Le 25 février 2008 puis le 29 avril 2009, M. X a ainsi souscrit auprès de la société DTD un mandat de

recherche d’investissement par l’intermédiaire de la société 2Fremond Conseil.

M. X s’est ensuite engagé à acquérir des parts de sociétés en participation (SEP), dénommées

« Dom-Tom », ( à hauteur de 14492.80 euros pour 2008 et 39 000 euros pour 2009) dans le cadre d’une

convention d’exploitation en commun et ses avenants. Ces SEP avaient pour objet, d’une part, l’acquisition

auprès de la société Lynx Industries de panneaux photovoltaïques ainsi que leur installation dans des stations

de production d’électricité dans les départements et territoires d’outre-mer devant être revendues à l’opérateur

EDF dans les conditions de l’article 199 du code général des impôts, le tout, financé à 60 % par un

crédit-fournisseur de la société Lynx Industrie Caraïbes, d’autre part, la location pour une durée de 5 ans des

biens d’équipements industriels acquis, immobilisés et confiés à des sociétés d’exploitation, dénommées

SOLAR, filiales de la société Lynx Industries

Le 23 novembre 2011, l’administration fiscale a notifié à M. X une proposition de rectification portant

sur les années 2008 et 2009. Elle a considéré que les investissements réalisés par M. X dans les

DOM-TOM ayant donné lieu à réduction d’impôt, ne répondaient pas aux conditions légales pour en

bénéficier. Selon elle leurs prix de revient, non justifiés, étaient sans corrélation avec le montant de

l’investissement total allégué. Ces investissements, en incapacité de fonctionner de manière autonome, n’ont

revêtu aucun intérêt économique environnemental pour la Martinique.
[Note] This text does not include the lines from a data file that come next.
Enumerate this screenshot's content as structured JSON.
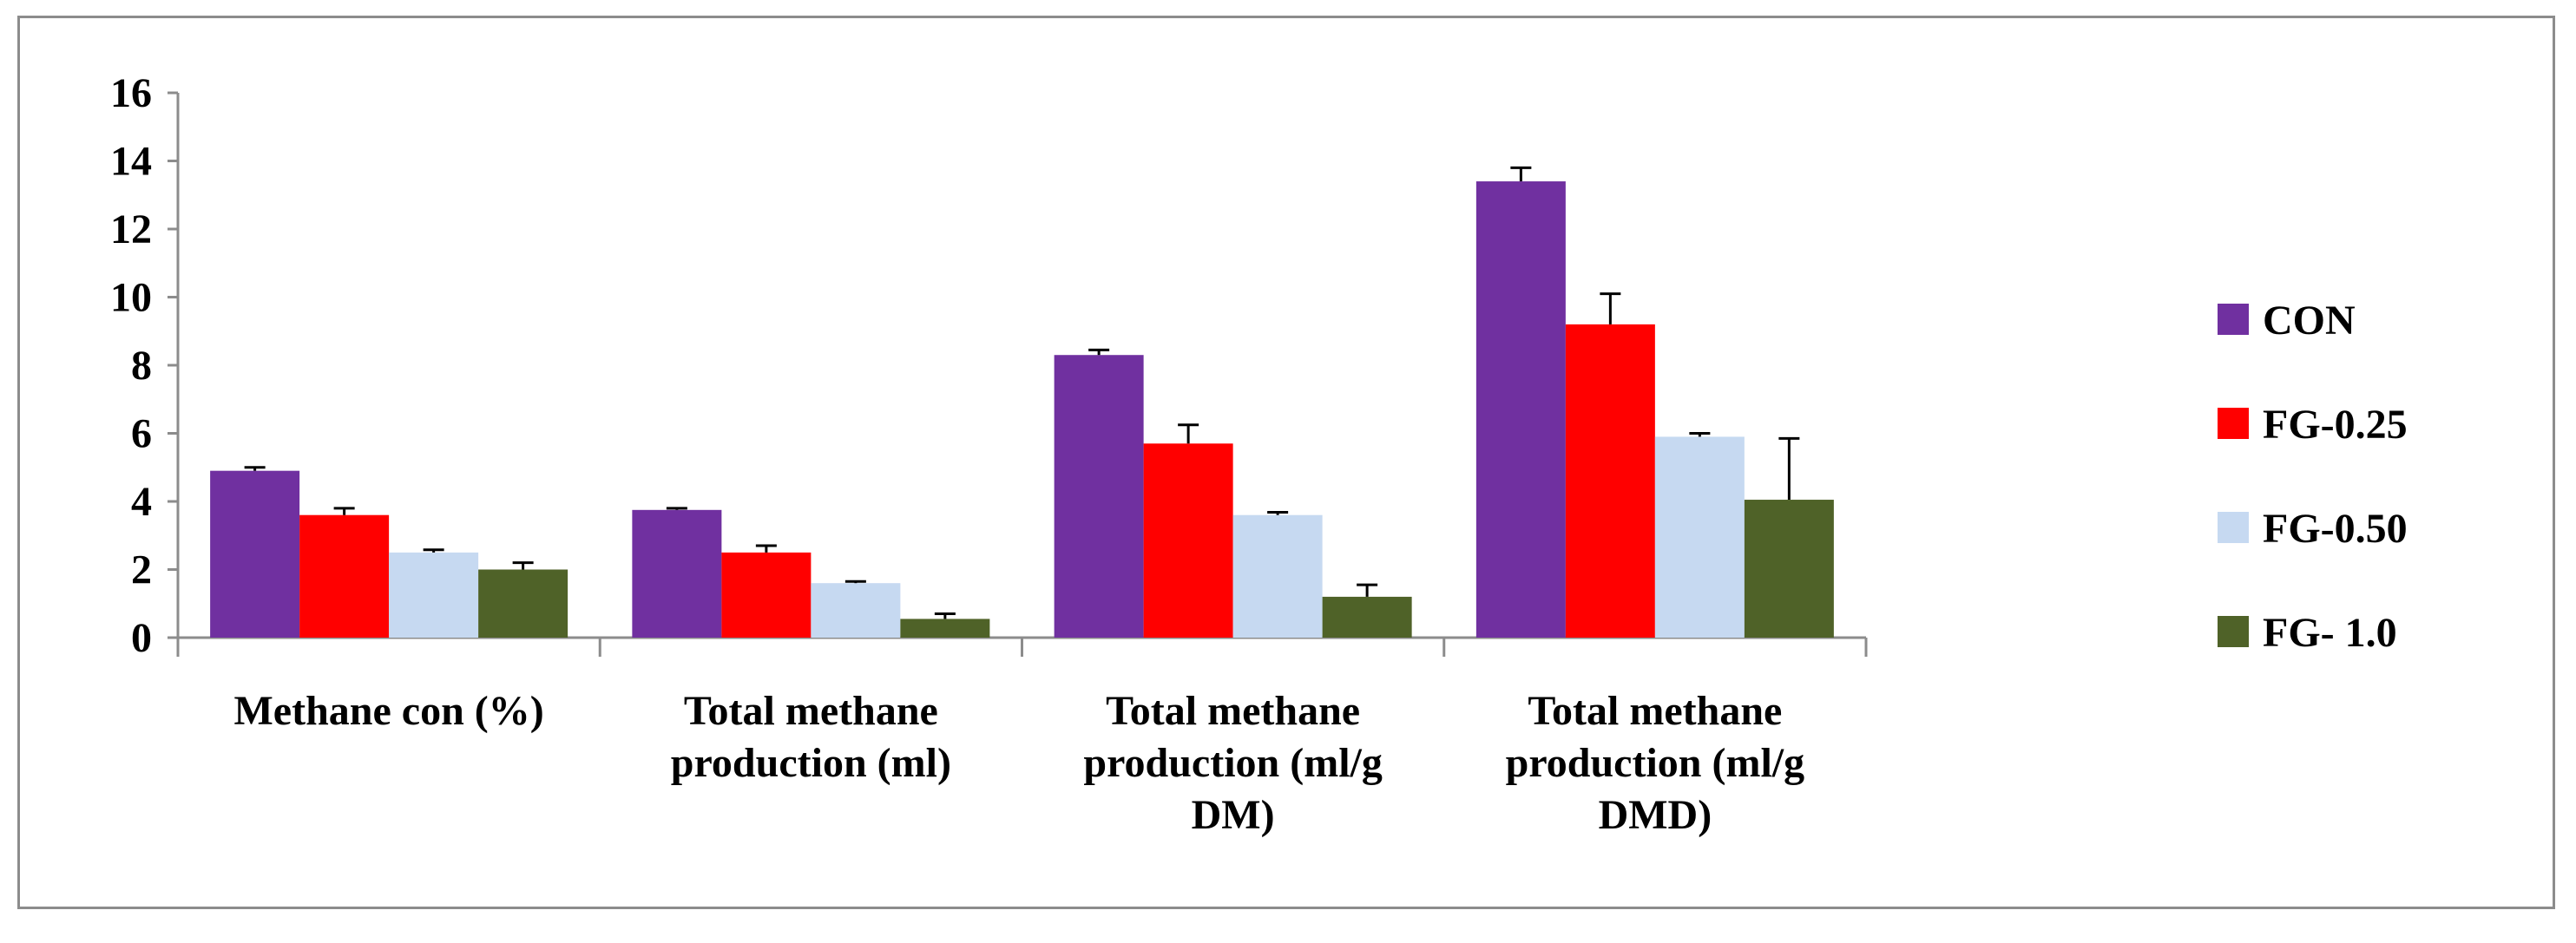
{
  "chart_data": {
    "type": "bar",
    "title": "",
    "xlabel": "",
    "ylabel": "",
    "ylim": [
      0,
      16
    ],
    "yticks": [
      0,
      2,
      4,
      6,
      8,
      10,
      12,
      14,
      16
    ],
    "grid": false,
    "legend_position": "right",
    "categories": [
      [
        "Methane con (%)"
      ],
      [
        "Total methane",
        "production (ml)"
      ],
      [
        "Total methane",
        "production (ml/g",
        "DM)"
      ],
      [
        "Total methane",
        "production (ml/g",
        "DMD)"
      ]
    ],
    "series": [
      {
        "name": "CON",
        "color": "#7030a0",
        "values": [
          4.9,
          3.75,
          8.3,
          13.4
        ],
        "errors": [
          0.1,
          0.05,
          0.15,
          0.4
        ]
      },
      {
        "name": "FG-0.25",
        "color": "#ff0000",
        "values": [
          3.6,
          2.5,
          5.7,
          9.2
        ],
        "errors": [
          0.2,
          0.2,
          0.55,
          0.9
        ]
      },
      {
        "name": "FG-0.50",
        "color": "#c6d9f1",
        "values": [
          2.5,
          1.6,
          3.6,
          5.9
        ],
        "errors": [
          0.08,
          0.05,
          0.08,
          0.1
        ]
      },
      {
        "name": "FG- 1.0",
        "color": "#4f6228",
        "values": [
          2.0,
          0.55,
          1.2,
          4.05
        ],
        "errors": [
          0.2,
          0.15,
          0.35,
          1.8
        ]
      }
    ]
  }
}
L’administration fiscale a donc opéré un rappel, sur les réductions d’impôts déclarées, de 24'000 € pour l’année

2008 et de 59 699 € pour l’année 2009, conduisant à l’émission de deux rôles d’impôt complémentaires en

avril 2013 respectivement de 20'184 € au titre de l’année 2008 et 69'535 € au titre de l’année 2009, soit un

montant total de 89 719 euros.

Le 5 avril 2013, M. X a mis en cause la responsabilité de la société 2Fremond Conseil et lui a réclamé,

en vain la somme de 120'742 € pour le préjudice subi comprenant la perte de l’investissement et le

redressement fiscal.

Le 13 décembre 2013, M. X a fait assigner devant le tribunal de commerce de Nanterre la société

2Fremond Conseil et la société Covéa Risks (aux droits de laquelle sont venus les sociétés MMA) en

réparation du préjudice qu’il estimait avoir subi.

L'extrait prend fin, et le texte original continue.